Board of Directors Election
2009 Candidates
Jacqueline Francis, California College of the Arts and San Francisco State University

Jacqueline Francis, California College of the Arts and San Francisco State University
Statement: For the last two years, I have served on the CAA Committee on Diversity Practices, which works to advance several of CAA’s most important objectives: to define diversity, to communicate its importance to our membership, and to provide strategies for achieving it in the cultural realms in which we operate. As an organization, CAA will be stronger through the recognition of existing diversity within our ranks and through clear articulation about its centrality to stated goals of increasing membership (and hence, revenue), promoting and expanding our services, and demonstrating our continued relevance as a resource nexus and network. This is the vibrant profile that we must present to current and future members, to partner organizations, and to philanthropies and other potential sources of support.
Biography: Jacqueline Francis is an art historian who specializes in African American, African diaspora, and American modern and contemporary art. A former Wyeth Fellow in American Art at the Center for Advanced Study in the Visual Arts, she has taught at Kenyon College in Gambier, Ohio, and the University of Michigan in Ann Arbor. Presently, she is senior lecturer in the Graduate Program in Visual and Critical Studies at the California College of the Arts and lecturer at San Francisco State University. She earned her PhD at Emory University.
Francis has published articles, criticism, and reviews in American Art, Callaloo, Mississippi Quarterly, Nka Journal of Contemporary African Art, and Third Text, and has contributed essays to The Social and the Real: Political Art of the 1930s in the Western Hemisphere (2005) and The Art of Romare Bearden (2003). Her book, Race-ing Modernism: Malvin Gray Johnson, Yasuo Kuniyoshi, Max Weber, and “Racial Art” in America, is forthcoming from the University of Washington Press. In addition, she is a contributor to and coeditor, with Ruth Fine, of a forthcoming anthology, Romare Bearden: American Modernist (Yale University Press).

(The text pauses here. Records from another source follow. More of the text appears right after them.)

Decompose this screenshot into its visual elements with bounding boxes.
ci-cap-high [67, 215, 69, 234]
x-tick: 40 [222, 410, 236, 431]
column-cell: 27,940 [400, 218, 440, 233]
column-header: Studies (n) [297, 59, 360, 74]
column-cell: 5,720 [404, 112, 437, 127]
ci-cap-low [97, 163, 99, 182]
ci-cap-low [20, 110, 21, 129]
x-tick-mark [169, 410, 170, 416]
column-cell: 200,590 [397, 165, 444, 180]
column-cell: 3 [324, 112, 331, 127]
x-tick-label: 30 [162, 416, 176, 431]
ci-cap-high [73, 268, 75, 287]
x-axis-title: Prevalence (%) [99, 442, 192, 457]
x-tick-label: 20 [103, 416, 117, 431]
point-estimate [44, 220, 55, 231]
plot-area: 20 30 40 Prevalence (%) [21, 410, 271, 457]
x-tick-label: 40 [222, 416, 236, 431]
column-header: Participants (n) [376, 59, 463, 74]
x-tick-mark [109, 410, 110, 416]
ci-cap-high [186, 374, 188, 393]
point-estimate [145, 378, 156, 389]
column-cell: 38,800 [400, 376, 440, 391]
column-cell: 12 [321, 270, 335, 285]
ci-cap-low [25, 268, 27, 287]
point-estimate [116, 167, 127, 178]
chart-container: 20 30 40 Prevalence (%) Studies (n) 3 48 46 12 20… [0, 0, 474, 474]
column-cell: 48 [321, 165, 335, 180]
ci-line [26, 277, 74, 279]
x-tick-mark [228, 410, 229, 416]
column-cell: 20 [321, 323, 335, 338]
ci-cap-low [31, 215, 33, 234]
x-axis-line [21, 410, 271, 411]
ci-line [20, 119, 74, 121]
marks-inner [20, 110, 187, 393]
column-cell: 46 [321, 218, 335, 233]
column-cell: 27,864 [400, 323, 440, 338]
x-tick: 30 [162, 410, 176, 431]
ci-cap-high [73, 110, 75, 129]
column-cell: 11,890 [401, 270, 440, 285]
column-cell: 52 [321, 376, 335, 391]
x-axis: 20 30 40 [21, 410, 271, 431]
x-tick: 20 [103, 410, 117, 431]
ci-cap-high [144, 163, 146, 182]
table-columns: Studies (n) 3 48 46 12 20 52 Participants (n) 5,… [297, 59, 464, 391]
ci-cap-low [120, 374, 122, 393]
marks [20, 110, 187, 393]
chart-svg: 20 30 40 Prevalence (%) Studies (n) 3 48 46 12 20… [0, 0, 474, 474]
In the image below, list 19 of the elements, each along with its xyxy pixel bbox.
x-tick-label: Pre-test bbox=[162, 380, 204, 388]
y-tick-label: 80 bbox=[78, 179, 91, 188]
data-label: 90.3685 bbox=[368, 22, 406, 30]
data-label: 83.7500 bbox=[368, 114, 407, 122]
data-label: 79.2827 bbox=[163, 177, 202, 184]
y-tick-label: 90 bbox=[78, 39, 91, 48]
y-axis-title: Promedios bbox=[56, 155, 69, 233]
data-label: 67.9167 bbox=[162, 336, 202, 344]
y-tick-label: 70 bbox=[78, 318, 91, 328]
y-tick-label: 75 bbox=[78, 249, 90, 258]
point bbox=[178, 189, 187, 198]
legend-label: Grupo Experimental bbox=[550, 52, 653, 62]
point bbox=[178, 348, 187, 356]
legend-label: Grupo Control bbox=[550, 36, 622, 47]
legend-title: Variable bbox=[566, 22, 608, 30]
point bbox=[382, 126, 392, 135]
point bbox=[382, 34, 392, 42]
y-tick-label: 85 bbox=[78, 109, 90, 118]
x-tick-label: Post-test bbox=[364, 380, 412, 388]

Francis has presented her research at museums, scholarly conferences, and invited symposia in the US, the Caribbean, and Europe, including the meetings of the Association of Art Historians, the American Studies Association, CAA, and the Collegium on African American Research. She has served on several advisory boards and review committees, including the Detroit Institute of Art’s General Motors Center for African American Art, the National Gallery of Art’s Graduate Curatorial Internship selection committee, and the Ford Foundation’s Diversity Fellowship program.
A CAA member since 1995, Francis serves on the Committee on Diversity Practices and is a cofounder, with Camara Dia Holloway, of the Association for Critical Race Art History, a CAA affiliated society.